I'm not interested in a language that can only do what I can imagine

This is from Did you really not understand what you were doing?:

This one seems very popular. Or rather, it seems to be popular to assert that I had no clue so that C++'s success is some kind of accident. Yes, such statements annoy me, because they dismiss my work over decades and the hard work of many of my friends.

Let's first be perfectly clear: No, I did not anticipate the run-away success of C++ and no, I did not forsee every technique used with C++ or every application of C++. Of course not!

However, statements like these are very misleading:

  • Bjarne doesn't understand C++!
  • Bjarne didn't anticipate RAII and deterministic destruction!
  • Bjarne didn't anticipate template-metaprogramming!

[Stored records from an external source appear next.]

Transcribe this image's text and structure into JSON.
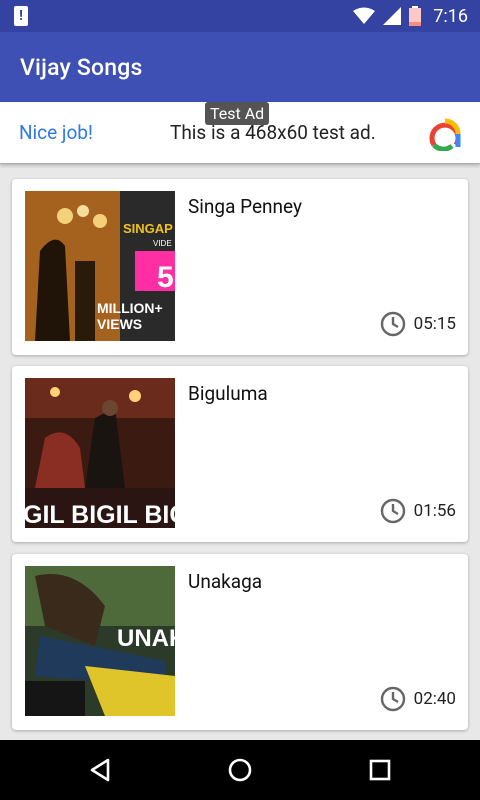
{
  "status": {
    "time": "7:16"
  },
  "app": {
    "title": "Vijay Songs"
  },
  "ad": {
    "nice": "Nice job!",
    "text": "This is a 468x60 test ad.",
    "tag": "Test Ad"
  },
  "songs": [
    {
      "title": "Singa Penney",
      "duration": "05:15",
      "thumb_text": [
        "SINGAP",
        "VIDE",
        "5",
        "MILLION+",
        "VIEWS"
      ]
    },
    {
      "title": "Biguluma",
      "duration": "01:56",
      "thumb_text": "GIL BIGIL BIGIL"
    },
    {
      "title": "Unakaga",
      "duration": "02:40",
      "thumb_text": "UNAK"
    }
  ]
}
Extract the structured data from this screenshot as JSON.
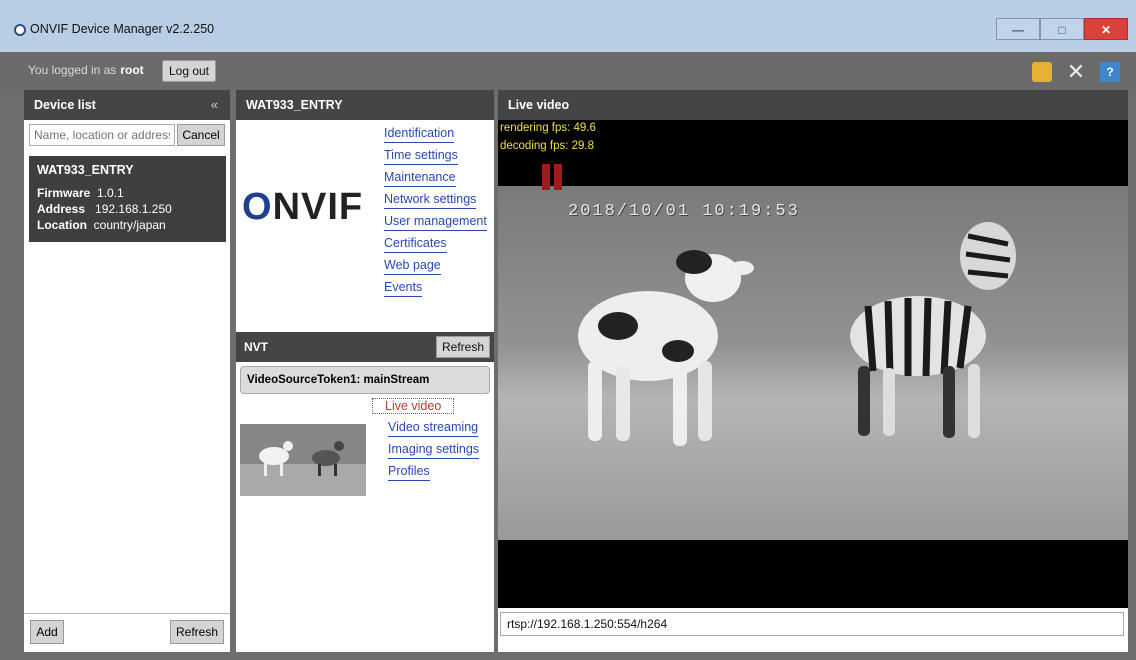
{
  "window": {
    "title": "ONVIF Device Manager v2.2.250",
    "minimize": "—",
    "maximize": "□",
    "close": "✕"
  },
  "login": {
    "prefix": "You logged in as",
    "user": "root",
    "logout_label": "Log out"
  },
  "toolbar": {
    "icons": [
      "plugin-icon",
      "tools-icon",
      "help-icon"
    ],
    "help_glyph": "?",
    "tools_glyph": "✕"
  },
  "device_list": {
    "title": "Device list",
    "collapse_glyph": "«",
    "search": {
      "placeholder": "Name, location or address",
      "value": ""
    },
    "cancel_label": "Cancel",
    "device": {
      "name": "WAT933_ENTRY",
      "firmware_label": "Firmware",
      "firmware": "1.0.1",
      "address_label": "Address",
      "address": "192.168.1.250",
      "location_label": "Location",
      "location": "country/japan"
    },
    "add_label": "Add",
    "refresh_label": "Refresh"
  },
  "device_panel": {
    "title": "WAT933_ENTRY",
    "logo": "ONVIF",
    "links": [
      "Identification",
      "Time settings",
      "Maintenance",
      "Network settings",
      "User management",
      "Certificates",
      "Web page",
      "Events"
    ],
    "nvt_title": "NVT",
    "nvt_refresh": "Refresh",
    "stream": "VideoSourceToken1: mainStream",
    "stream_links": [
      "Live video",
      "Video streaming",
      "Imaging settings",
      "Profiles"
    ]
  },
  "live_video": {
    "title": "Live video",
    "rendering_fps": "rendering fps: 49.6",
    "decoding_fps": "decoding fps: 29.8",
    "timestamp": "2018/10/01 10:19:53",
    "url": "rtsp://192.168.1.250:554/h264"
  }
}
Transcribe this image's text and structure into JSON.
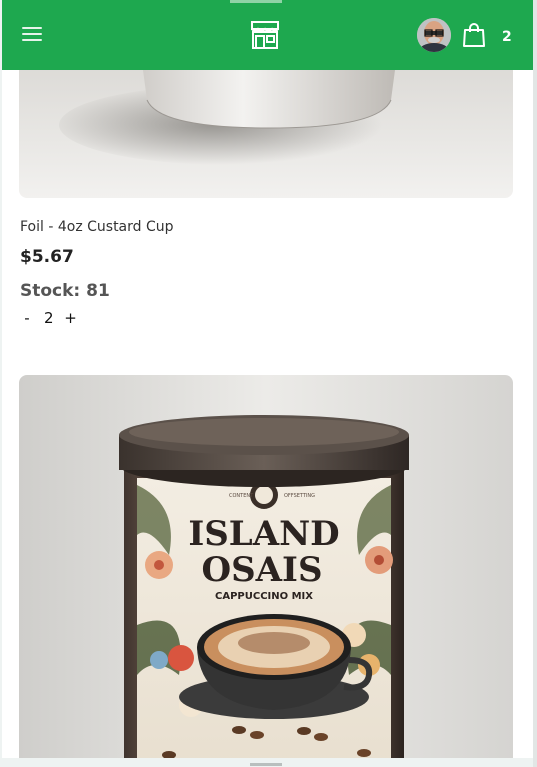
{
  "header": {
    "menu_icon": "hamburger-menu-icon",
    "logo_icon": "store-icon",
    "avatar_icon": "user-avatar",
    "cart_icon": "shopping-bag-icon",
    "cart_count": "2",
    "bar_color": "#1ea84f"
  },
  "products": [
    {
      "name": "Foil - 4oz Custard Cup",
      "price": "$5.67",
      "stock": "Stock: 81",
      "quantity": "2",
      "decrement": "-",
      "increment": "+",
      "image": "custard-cup-photo"
    },
    {
      "image": "island-osais-cappuccino-mix-photo",
      "label_title_1": "ISLAND",
      "label_title_2": "OSAIS",
      "label_subtitle": "CAPPUCCINO MIX"
    }
  ]
}
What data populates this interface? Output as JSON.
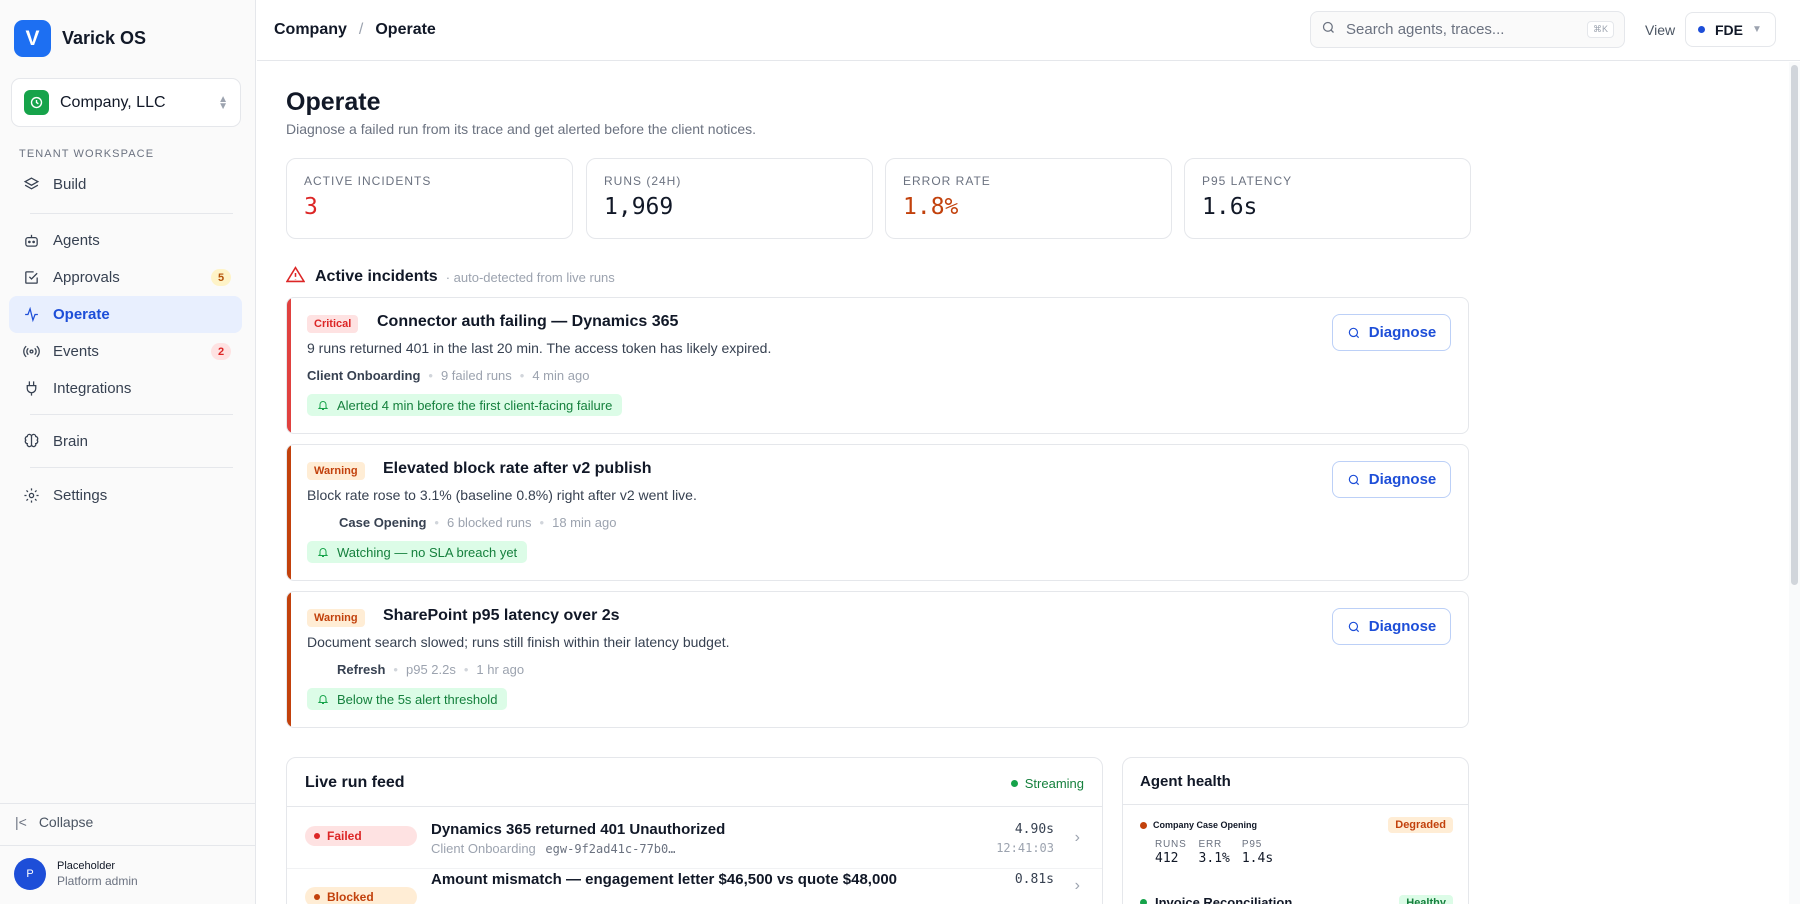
{
  "app": {
    "logo_letter": "V",
    "name": "Varick OS"
  },
  "tenant": {
    "name": "Company, LLC"
  },
  "sidebar": {
    "section_label": "TENANT WORKSPACE",
    "items": [
      {
        "label": "Build",
        "icon": "layers-icon"
      },
      {
        "label": "Agents",
        "icon": "bot-icon"
      },
      {
        "label": "Approvals",
        "icon": "checkbox-icon",
        "badge": "5"
      },
      {
        "label": "Operate",
        "icon": "activity-icon",
        "active": true
      },
      {
        "label": "Events",
        "icon": "broadcast-icon",
        "badge": "2"
      },
      {
        "label": "Integrations",
        "icon": "plug-icon"
      },
      {
        "label": "Brain",
        "icon": "brain-icon"
      },
      {
        "label": "Settings",
        "icon": "gear-icon"
      }
    ],
    "collapse_label": "Collapse",
    "user": {
      "initial": "P",
      "name": "Placeholder",
      "role": "Platform admin"
    }
  },
  "topbar": {
    "breadcrumb": [
      "Company",
      "Operate"
    ],
    "search_placeholder": "Search agents, traces...",
    "search_shortcut": "⌘K",
    "view_label": "View",
    "view_value": "FDE"
  },
  "page": {
    "title": "Operate",
    "subtitle": "Diagnose a failed run from its trace and get alerted before the client notices."
  },
  "stats": [
    {
      "label": "ACTIVE INCIDENTS",
      "value": "3",
      "color": "#dc2626"
    },
    {
      "label": "RUNS (24H)",
      "value": "1,969",
      "color": "#111827"
    },
    {
      "label": "ERROR RATE",
      "value": "1.8%",
      "color": "#c2410c"
    },
    {
      "label": "P95 LATENCY",
      "value": "1.6s",
      "color": "#111827"
    }
  ],
  "incidents": {
    "title": "Active incidents",
    "meta": "· auto-detected from live runs",
    "action_label": "Diagnose",
    "items": [
      {
        "severity": "Critical",
        "title": "Connector auth failing — Dynamics 365",
        "description": "9 runs returned 401 in the last 20 min. The access token has likely expired.",
        "owner": "Client Onboarding",
        "stat": "9 failed runs",
        "time": "4 min ago",
        "alert": "Alerted 4 min before the first client-facing failure",
        "accent": "#e0413f"
      },
      {
        "severity": "Warning",
        "title": "Elevated block rate after v2 publish",
        "description": "Block rate rose to 3.1% (baseline 0.8%) right after v2 went live.",
        "owner": "Case Opening",
        "stat": "6 blocked runs",
        "time": "18 min ago",
        "alert": "Watching — no SLA breach yet",
        "accent": "#c2410c"
      },
      {
        "severity": "Warning",
        "title": "SharePoint p95 latency over 2s",
        "description": "Document search slowed; runs still finish within their latency budget.",
        "owner": "Refresh",
        "stat": "p95 2.2s",
        "time": "1 hr ago",
        "alert": "Below the 5s alert threshold",
        "accent": "#c2410c"
      }
    ]
  },
  "feed": {
    "title": "Live run feed",
    "status": "Streaming",
    "rows": [
      {
        "status": "Failed",
        "title": "Dynamics 365 returned 401 Unauthorized",
        "agent": "Client Onboarding",
        "trace": "egw-9f2ad41c-77b0…",
        "duration": "4.90s",
        "time": "12:41:03"
      },
      {
        "status": "Blocked",
        "title": "Amount mismatch — engagement letter $46,500 vs quote $48,000",
        "duration": "0.81s"
      }
    ]
  },
  "health": {
    "title": "Agent health",
    "agents": [
      {
        "name": "Company Case Opening",
        "status": "Degraded",
        "metrics": [
          {
            "label": "RUNS",
            "value": "412"
          },
          {
            "label": "ERR",
            "value": "3.1%"
          },
          {
            "label": "P95",
            "value": "1.4s"
          }
        ]
      },
      {
        "name": "Invoice Reconciliation",
        "status": "Healthy"
      }
    ]
  }
}
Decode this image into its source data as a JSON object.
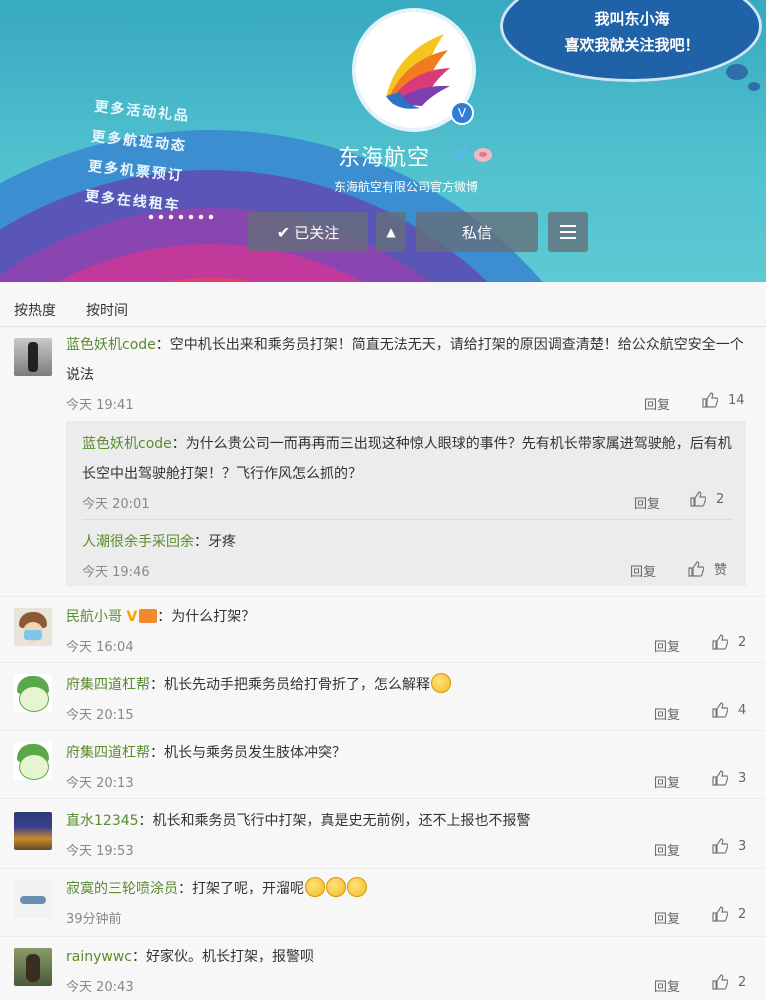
{
  "profile": {
    "bubble_line1": "我叫东小海",
    "bubble_line2": "喜欢我就关注我吧！",
    "promo": [
      "更多活动礼品",
      "更多航班动态",
      "更多机票预订",
      "更多在线租车"
    ],
    "name": "东海航空",
    "gender_symbol": "♂",
    "subtitle": "东海航空有限公司官方微博",
    "follow_check": "✔",
    "follow_label": "已关注",
    "arrow": "▲",
    "message_label": "私信",
    "verified_mark": "V"
  },
  "sort": {
    "hot": "按热度",
    "time": "按时间"
  },
  "comments": [
    {
      "user": "蓝色妖机code",
      "text": "：空中机长出来和乘务员打架！简直无法无天，请给打架的原因调查清楚！给公众航空安全一个说法",
      "time": "今天 19:41",
      "reply_label": "回复",
      "likes": "14"
    },
    {
      "user": "民航小哥",
      "text": "：为什么打架？",
      "time": "今天 16:04",
      "reply_label": "回复",
      "likes": "2"
    },
    {
      "user": "府集四道杠帮",
      "text": "：机长先动手把乘务员给打骨折了，怎么解释",
      "time": "今天 20:15",
      "reply_label": "回复",
      "likes": "4"
    },
    {
      "user": "府集四道杠帮",
      "text": "：机长与乘务员发生肢体冲突？",
      "time": "今天 20:13",
      "reply_label": "回复",
      "likes": "3"
    },
    {
      "user": "直水12345",
      "text": "：机长和乘务员飞行中打架，真是史无前例，还不上报也不报警",
      "time": "今天 19:53",
      "reply_label": "回复",
      "likes": "3"
    },
    {
      "user": "寂寞的三轮喷涂员",
      "text": "：打架了呢，开溜呢",
      "time": "39分钟前",
      "reply_label": "回复",
      "likes": "2"
    },
    {
      "user": "rainywwc",
      "text": "：好家伙。机长打架，报警呗",
      "time": "今天 20:43",
      "reply_label": "回复",
      "likes": "2"
    }
  ],
  "replies": [
    {
      "user": "蓝色妖机code",
      "text": "：为什么贵公司一而再再而三出现这种惊人眼球的事件？先有机长带家属进驾驶舱，后有机长空中出驾驶舱打架！？飞行作风怎么抓的？",
      "time": "今天 20:01",
      "reply_label": "回复",
      "likes": "2"
    },
    {
      "user": "人潮很余手采回余",
      "text": "：牙疼",
      "time": "今天 19:46",
      "reply_label": "回复",
      "likes": "赞"
    }
  ],
  "colors": {
    "username": "#5a8b2e",
    "banner": "#4fbfcd",
    "button": "#6e7680"
  },
  "icons": [
    "check-icon",
    "arrow-up-icon",
    "menu-icon",
    "verified-icon",
    "thumb-up-icon",
    "emoji-icon",
    "gender-male-icon"
  ]
}
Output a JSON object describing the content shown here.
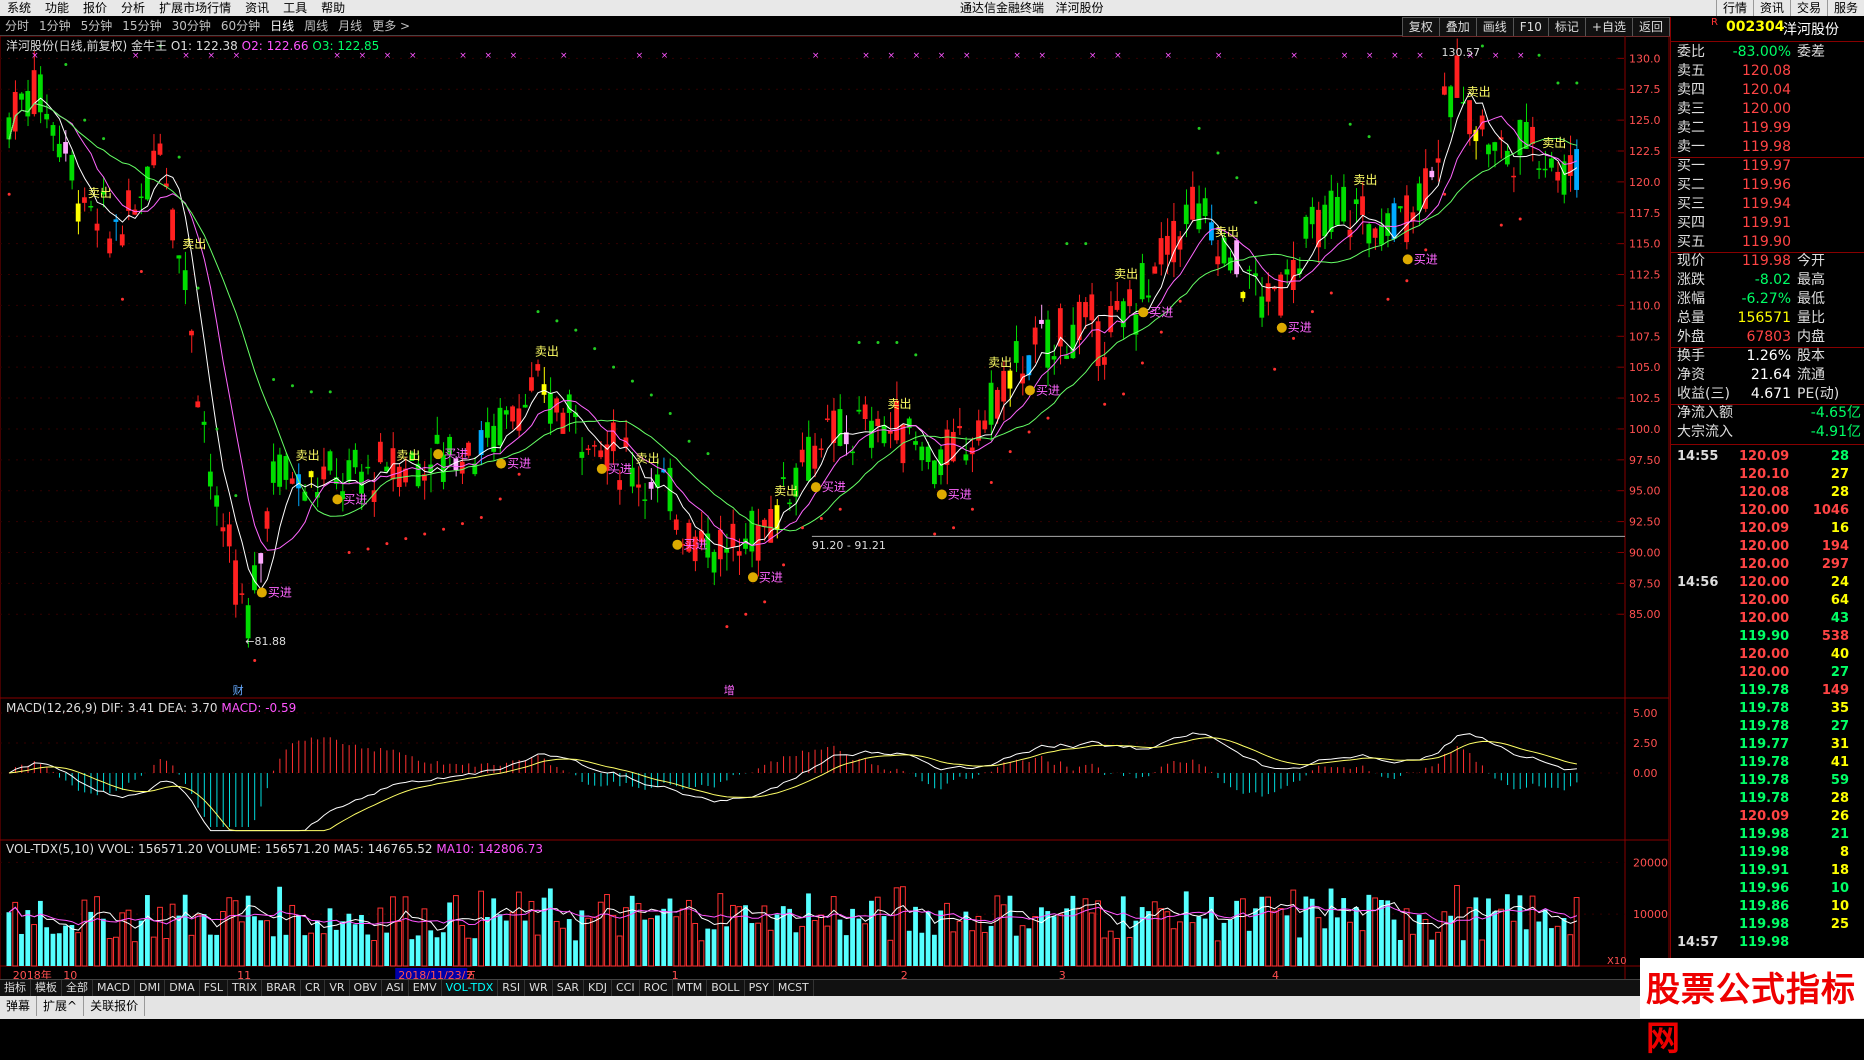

I did outline the criteria for the design and implementation of C++. I did explicitly aim for generality: "I'm not interested in a language that can only do what I can imagine" and for efficiency "a facility must not just be useful, it must be affordable."

[CUT]

I was very surprised when Jeremy Siek first showed my the compile-time if that later became std::conditional, but I had aimed for generalty (and gotten Turing completeness modulo translation limits). I opposed restrictions to C++ immediately when Erwin Unruh presented what is widly believed to be the first template metaprogram to the ISO Standards committee's evolution working group. To kill template-metaprogramming, all I would have had to do was to say nothing. Instead my comment was along the lines "Wow, that's neat! We mustn't compromise it. It might prove useful." Like all powerful ideas, template-metaprogramming can be misused and overused, but that does not imply that the fundamental idea of compile-time computation is bad. And like all powerfuls ideas, the implications and techniques emerged over time with contributions from many individuals.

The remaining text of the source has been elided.